By me: a country bumpkin who followed her future husband to the big city, then relocated to a suburb (*gasp*) and who when she pictures which environment she would ideally want to raise her kids, can’t picture a location – only visualizes her husband and kids being there, no matter where “there” is …
(*note this is not directed at Ilana, who is sharing her parenting joy and struggles in both settings, but at the people who felt a need to critique where she chooses to raise her kids)

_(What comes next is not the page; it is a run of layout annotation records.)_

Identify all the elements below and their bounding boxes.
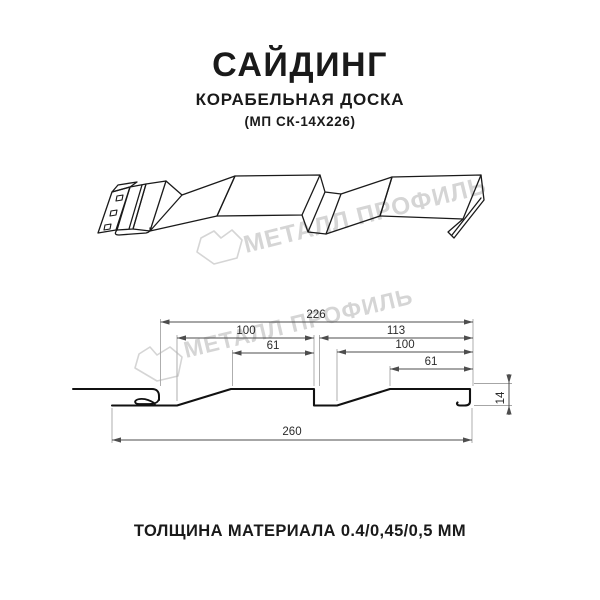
label-board1-100: 100 <box>236 325 255 337</box>
panel-outline <box>112 389 470 406</box>
product-subtitle: КОРАБЕЛЬНАЯ ДОСКА <box>0 91 600 108</box>
brand-logo-icon <box>135 347 182 381</box>
watermark-brand-text: МЕТАЛЛ ПРОФИЛЬ <box>181 283 416 363</box>
dimension-lines <box>112 319 512 442</box>
left-flange-line <box>73 389 159 400</box>
label-board1-flat-61: 61 <box>267 340 280 352</box>
dim-total-260 <box>112 437 472 442</box>
label-board2-113: 113 <box>387 325 405 337</box>
product-header: САЙДИНГ КОРАБЕЛЬНАЯ ДОСКА (МП СК-14Х226) <box>0 48 600 129</box>
label-height-14: 14 <box>495 391 507 404</box>
left-lock-curl <box>135 398 159 405</box>
material-thickness-note: ТОЛЩИНА МАТЕРИАЛА 0.4/0,45/0,5 ММ <box>0 522 600 541</box>
product-model-code: (МП СК-14Х226) <box>0 115 600 129</box>
lock-to-panel-edge <box>166 181 182 195</box>
brand-logo-icon <box>197 230 242 264</box>
label-coverage-226: 226 <box>306 309 325 321</box>
board1-top-face <box>217 175 320 216</box>
cross-section-profile <box>73 389 470 406</box>
product-drawing-page: САЙДИНГ КОРАБЕЛЬНАЯ ДОСКА (МП СК-14Х226)… <box>0 0 600 600</box>
label-board2-100: 100 <box>395 339 414 351</box>
flange-perforation-holes <box>104 195 123 230</box>
dim-height-14 <box>506 374 511 415</box>
label-total-260: 260 <box>282 426 301 438</box>
lock-fold-wide <box>133 181 166 231</box>
lock-fold <box>117 184 146 230</box>
page-title: САЙДИНГ <box>0 48 600 82</box>
label-board2-flat-61: 61 <box>425 356 438 368</box>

My husband and I both grew up in the country and our daughter was born in the country, which was great, but when we were given the opportunity to move to France for a few years we decided to try city living with our three year old. And guess what? We LOVE it! There are wonderful parks everywhere and our daughter gets to walk everywhere we go and not to mention all the extra time we spend with her because everything is so close that we don’t have to waste a whole day running errands or picking things up from the store. There are pros and cons to both and I am glad I’ve gotten to experience both! What works for one might not work for another so don’t judge!
Thanks for the shout out! Loved being a part of this blog and we will get the naps down now!
Yards are over rated… think of the time spent having to maintain it! We have a yard now that we are back in North America, but while living in Switzerland we did not…. and we did not miss having one! We lived in a city center and the park that was 2km away was our yard! LOVED IT!!! Come to think of it, I think we got out more then (no yard) than we do now (huge yard)!
Love your brief pro/con semi-explanation about there actually being positive trade-offs to living in an urban area. Having grown up in suburbia (which I loved) and now living in Hoboken/ working in Manhattan, I find it hard to translate to my friends from home the amazing work/life balance we enjoy here, not to mention the benefits of having NYC “in our back yard” and several major cities within driving distance for trips on long weekends. They seem to always fall back to “what about a yard and garage” bit, which I admittedly momentarily miss. But seriously, we love our life here! It is different, yes, but wonderfully so! Thanks for sharing that.
I always wished that I had lived in the city for at least a year before getting married and having kids. I read through your morning routine and looked at those pictures and wondered why I always limit myself to wanting to have lived there before kids. It looks lovely and I love the fact that your proximity to everything leaves you a bit more unharried. I can’t complain…I have a three minute commute, but I love the city and love city living and really enjoyed that post.
You said it so well. Why people feel the need to make others feel bad for choosing something different from them when they are not in the middle of that family setting is beyond me. Insecurity I guess. When at the end of the day we are all just trying to build a happy family in the way that works best for us…
I love living Upstate. But that is my decision and I do understand the lure of the city. It is just not for me. It is obvious you love it there and that is wonderful. I thought your morning pictures were beautiful and took them for what they were. I really wish moms could be less judgmental of the choices other moms make for their families.
I grew up sans yard in an apartment and I believe I’m fairly well-adjusted! Screw those who doubt parenting in any situation different from their own!
I love your blog and all your insights!